Petitioner fourth claims alleges that the Board's decision constituted cruel and unusual punishment. (Pet. at 14.)

"There is no right under the Federal Constitution to be conditionally released before the expiration of a valid sentence, and the States are under no duty to offer parole to their prisoners." Swarthout v. Cooke, 131 S.Ct. at 862. However, a criminal sentence that is "grossly disproportionate" to the crime for which a defendant is convicted may violate the Eighth Amendment. Lockyer v. Andrade, 538 U.S. 63, 72, 123 S. Ct. 1166, 155 L. Ed. 2d 144 (2003); Harmelin v. Michigan, 501 U.S. 957, 1001, 111 S. Ct. 2680, 115 L. Ed. 2d 836 (1991) (Kennedy, J., concurring); Rummel v. Estelle, 445 U.S. 263, 271, 100 S. Ct. 1133, 63 L. Ed. 2d 382 (1980).

Outside of the capital punishment context, the Eighth Amendment prohibits only sentences that are extreme and grossly disproportionate to the crime. United States v. Bland, 961 F.2d 123, 129 (9th Cir. 1992) (quoting Harmelin, 501 U.S. at 1001). Such instances are "exceedingly rare" and occur in only "extreme" cases. Lockyer, 538 U.S. at 72-73; Rummel, 445 U.S. at 272. So long as a sentence does not exceed statutory maximums, it will not be considered cruel and unusual punishment under the Eighth Amendment. See United States v. Mejia-Mesa, 153 F.3d 925, 930 (9th Cir.1998); United States v. McDougherty, 920 F.2d 569, 576 (9th Cir. 1990). Further, it has been held that a sentence of fifty years to life for murder with use of a firearm is not grossly disproportionate. Plascencia v. Alameida, 467 F.3d 1190, 1204 (9th Cir. 2006).

Here, Petitioner was convicted of attempted murder and other lesser offenses. The punishment for attempted premeditated murder is life with the possibility of parole. Cal. Pen. Code § 664(a). Petitioner was sentenced to life plus seven years of enhancement.

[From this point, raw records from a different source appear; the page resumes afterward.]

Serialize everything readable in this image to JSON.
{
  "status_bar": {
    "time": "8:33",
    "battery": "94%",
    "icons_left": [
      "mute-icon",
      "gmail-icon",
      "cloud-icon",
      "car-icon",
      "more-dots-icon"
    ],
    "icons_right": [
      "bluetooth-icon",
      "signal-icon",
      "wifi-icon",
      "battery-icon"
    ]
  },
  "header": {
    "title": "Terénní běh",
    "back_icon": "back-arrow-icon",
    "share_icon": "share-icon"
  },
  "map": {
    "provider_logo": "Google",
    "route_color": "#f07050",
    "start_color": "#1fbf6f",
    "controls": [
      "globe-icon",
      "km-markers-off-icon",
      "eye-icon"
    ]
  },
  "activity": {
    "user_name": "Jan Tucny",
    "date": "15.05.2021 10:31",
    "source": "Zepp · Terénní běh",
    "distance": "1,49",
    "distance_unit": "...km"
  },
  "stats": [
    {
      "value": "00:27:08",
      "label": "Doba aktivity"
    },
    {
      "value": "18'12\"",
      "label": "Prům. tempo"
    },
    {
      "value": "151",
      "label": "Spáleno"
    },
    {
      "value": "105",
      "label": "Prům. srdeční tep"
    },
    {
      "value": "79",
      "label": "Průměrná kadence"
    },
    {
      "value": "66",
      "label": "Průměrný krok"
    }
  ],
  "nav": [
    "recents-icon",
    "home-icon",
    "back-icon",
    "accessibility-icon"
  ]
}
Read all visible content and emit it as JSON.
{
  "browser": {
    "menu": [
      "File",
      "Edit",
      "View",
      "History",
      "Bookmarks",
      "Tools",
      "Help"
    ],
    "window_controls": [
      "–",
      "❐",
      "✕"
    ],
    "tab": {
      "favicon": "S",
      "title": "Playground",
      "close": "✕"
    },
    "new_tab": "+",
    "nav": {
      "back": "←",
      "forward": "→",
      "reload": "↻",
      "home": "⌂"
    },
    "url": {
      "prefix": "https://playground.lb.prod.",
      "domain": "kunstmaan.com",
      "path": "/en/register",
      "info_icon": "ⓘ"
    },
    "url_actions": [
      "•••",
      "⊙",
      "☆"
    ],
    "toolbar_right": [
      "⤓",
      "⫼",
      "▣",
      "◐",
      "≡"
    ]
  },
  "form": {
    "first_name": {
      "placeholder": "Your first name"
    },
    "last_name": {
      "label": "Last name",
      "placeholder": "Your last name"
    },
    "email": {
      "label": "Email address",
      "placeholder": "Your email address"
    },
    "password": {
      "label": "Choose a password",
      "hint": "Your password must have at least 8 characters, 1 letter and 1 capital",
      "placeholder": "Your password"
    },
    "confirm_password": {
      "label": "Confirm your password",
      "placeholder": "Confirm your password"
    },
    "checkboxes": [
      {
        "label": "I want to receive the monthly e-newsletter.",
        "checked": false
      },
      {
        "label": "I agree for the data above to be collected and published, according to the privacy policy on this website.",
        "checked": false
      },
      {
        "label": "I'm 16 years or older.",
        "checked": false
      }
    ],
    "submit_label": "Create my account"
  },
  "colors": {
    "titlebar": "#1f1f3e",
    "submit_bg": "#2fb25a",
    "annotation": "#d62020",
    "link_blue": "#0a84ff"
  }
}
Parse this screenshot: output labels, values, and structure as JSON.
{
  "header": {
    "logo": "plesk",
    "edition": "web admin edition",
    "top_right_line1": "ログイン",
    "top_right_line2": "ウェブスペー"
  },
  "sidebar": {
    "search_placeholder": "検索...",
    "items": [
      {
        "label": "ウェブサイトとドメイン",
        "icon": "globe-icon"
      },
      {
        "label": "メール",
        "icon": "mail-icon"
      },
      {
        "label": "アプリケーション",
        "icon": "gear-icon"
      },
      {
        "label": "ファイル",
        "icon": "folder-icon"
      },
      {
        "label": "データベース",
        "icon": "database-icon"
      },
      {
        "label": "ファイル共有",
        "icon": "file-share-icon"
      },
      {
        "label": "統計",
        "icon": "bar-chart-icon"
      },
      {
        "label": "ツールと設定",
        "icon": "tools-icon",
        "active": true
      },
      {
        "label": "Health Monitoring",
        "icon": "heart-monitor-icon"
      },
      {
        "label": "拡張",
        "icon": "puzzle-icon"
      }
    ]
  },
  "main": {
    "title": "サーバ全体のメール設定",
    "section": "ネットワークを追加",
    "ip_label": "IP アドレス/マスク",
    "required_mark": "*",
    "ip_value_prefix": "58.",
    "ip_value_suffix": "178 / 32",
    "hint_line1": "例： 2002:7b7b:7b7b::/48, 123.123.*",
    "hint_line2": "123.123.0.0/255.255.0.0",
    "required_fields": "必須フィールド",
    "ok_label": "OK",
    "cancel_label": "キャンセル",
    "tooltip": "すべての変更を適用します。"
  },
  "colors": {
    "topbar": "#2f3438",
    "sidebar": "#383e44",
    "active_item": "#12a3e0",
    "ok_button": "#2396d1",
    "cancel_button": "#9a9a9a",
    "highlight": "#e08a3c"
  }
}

Accordingly, Petitioner's sentence thus does not exceed the statutory maximum.

Further, the actions of the Board do not constitute cruel and unusual punishment. Petitioner explains that being rejected for parole by the Board in light of his expectations and desire for release violates the Eighth Amendment. Petitioner's disappointment is understandable. However, the Board's decision, while lengthening his physical term of confinement, does not change his original sentence. As Petitioner is serving an indeterminate sentence, it is possible that he may be paroled, but it is also possible that he shall remain incarcerated for the entire life term. Petitioner has not stated facts that would entitle him to Federal habeas relief under the Eighth Amendment's prohibition against cruel and unusual punishment.

In view of the pertinent state statutory scheme, Petitioner does not present tenable cruel and unusual punishment claim. It will be recommended that Petitioner's cruel and unusual punishment claim be denied.


Based on the foregoing, it is HEREBY RECOMMENDED that:

1. The instant petition for writ of habeas corpus be DENIED; and

2. The Clerk of Court be directed to enter judgment in favor of Respondent. This Findings and Recommendation is submitted to the assigned United States District Court Judge, pursuant to the provisions of 28 U.S.C. section 636 (b)(1)(B) and Rule 304 of the Local Rules of Practice for the United States District Court, Eastern District of California. Within thirty (30) days after being served with a copy, any party may file written objections with the court and serve a copy on all parties. Such a document should be captioned "Objections to Magistrate Judge's Findings and Recommendation." Replies to the objections shall be served and filed within fourteen (14) days after service of the objections. The Court will then review the Magistrate Judge's ruling pursuant to 28 U.S.C. § 636 (b)(1)(C). The parties are advised that failure to file objections within the specified time may waive the right to appeal the District Court's order. Martinez v. Ylst, 951 F.2d 1153 (9th Cir. 1991).